Common Cause of Two Variables in brm? (Same IV-Effect; different DV's)

Hi there,

while I found that brm- multi-variate models can estimate two outcomes based on the same data/model (with different parameter estimates by each outcome, and correlated parameter estimates), my search in the net and vignettes did not yet reveal, whether brm also allows to -directly- estimate one and the same parameter (instead of simply correlated) for two (mutli-variate) outcomes. For example:

 brm(
   bf(DV1~ 1+ b1/2, 
     DV2~b1,
     b1~1,
     nl=TRUE), 
   priors etc)

such that I get only 1 estimate for b1?
This is usually referred to as ‘common cause’ mechanism and is brilliant to ‘fix’ the model on additional data (reducing its flexibility in finding solutions). It should be part pf brms! :)
Is it?

If not, I guess it might work to do it in a multi-variate fashion and doing some tricky parameter definitions in two different models and then fix their correlation at 1 somehow?

Best, René

It is not yet supported because the non-linear syntax does not span multiple response variables. However, I will make this possible as part of brms 3.0.

Hi Paul.

This sounds great! This will make the package even better as it already is.
I guess, this will make direct Stan coding almost obsolete. (With some special cases)

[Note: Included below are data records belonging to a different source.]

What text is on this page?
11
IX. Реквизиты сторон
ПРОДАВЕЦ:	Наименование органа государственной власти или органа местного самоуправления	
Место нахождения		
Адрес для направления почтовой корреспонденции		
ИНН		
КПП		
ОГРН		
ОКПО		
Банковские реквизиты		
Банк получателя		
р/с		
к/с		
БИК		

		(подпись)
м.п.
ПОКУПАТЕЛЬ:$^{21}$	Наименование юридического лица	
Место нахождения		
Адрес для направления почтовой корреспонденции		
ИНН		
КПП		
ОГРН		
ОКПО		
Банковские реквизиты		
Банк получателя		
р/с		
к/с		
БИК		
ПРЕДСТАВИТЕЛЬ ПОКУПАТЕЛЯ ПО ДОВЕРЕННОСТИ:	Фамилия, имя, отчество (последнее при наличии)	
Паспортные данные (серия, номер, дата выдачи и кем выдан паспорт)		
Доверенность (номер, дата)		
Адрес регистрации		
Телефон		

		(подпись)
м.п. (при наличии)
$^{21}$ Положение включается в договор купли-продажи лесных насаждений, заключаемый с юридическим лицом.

I am curious (as a non developer, I am not sure whether I am asking for too much, I know all this development comes with a ton of effort, but… )
There is still this debate on how to define priors for mean differences, and I have the feeling that this is not really possible in brm, or at least not convenient (if I would see how to, maybe this view changes).
I mean, I know some tricks like doing a standard ANOVA like getting variance estimates:

X= 3 factor variable; DV=continuous (replicated responses on each level of X) then

fit<-brm(DV~1+(1|subject)+(1|X)...)
ps<-posterior_samples(fit)
aproximatedFvalueDistribution<-(ps$sd_X^2)/(ps$sd_subject^2)

But what about the reverse thing like?

priors…
F_var~(somePriordistributionwhichmakessense_whichisactuallyanalysablethisway :))
subject_var~(somePriordistribution)

which is then given to:

fit<-brm(
   bf(DV~1+(1| subject_var)+(1|X_var),
   X_var<-sqrt(F_prior*subject_var^2),
   nl=TRUE)

and then testing the F prior (NullHypothesis) against its Posterior. One can come up with a similar case for simple mean differences, in which on would start with a prior around 0 to model deviations from a grand mean.

Is this even possible, or desired, or do you think it is better to learn STAN in the near future :)

Best, René

I would say it is not desired at least not by me. It is possible to code that in Stan I would say but if it’s sensible I cannot tell. Generally, I try to stay away from NHST as much as possible.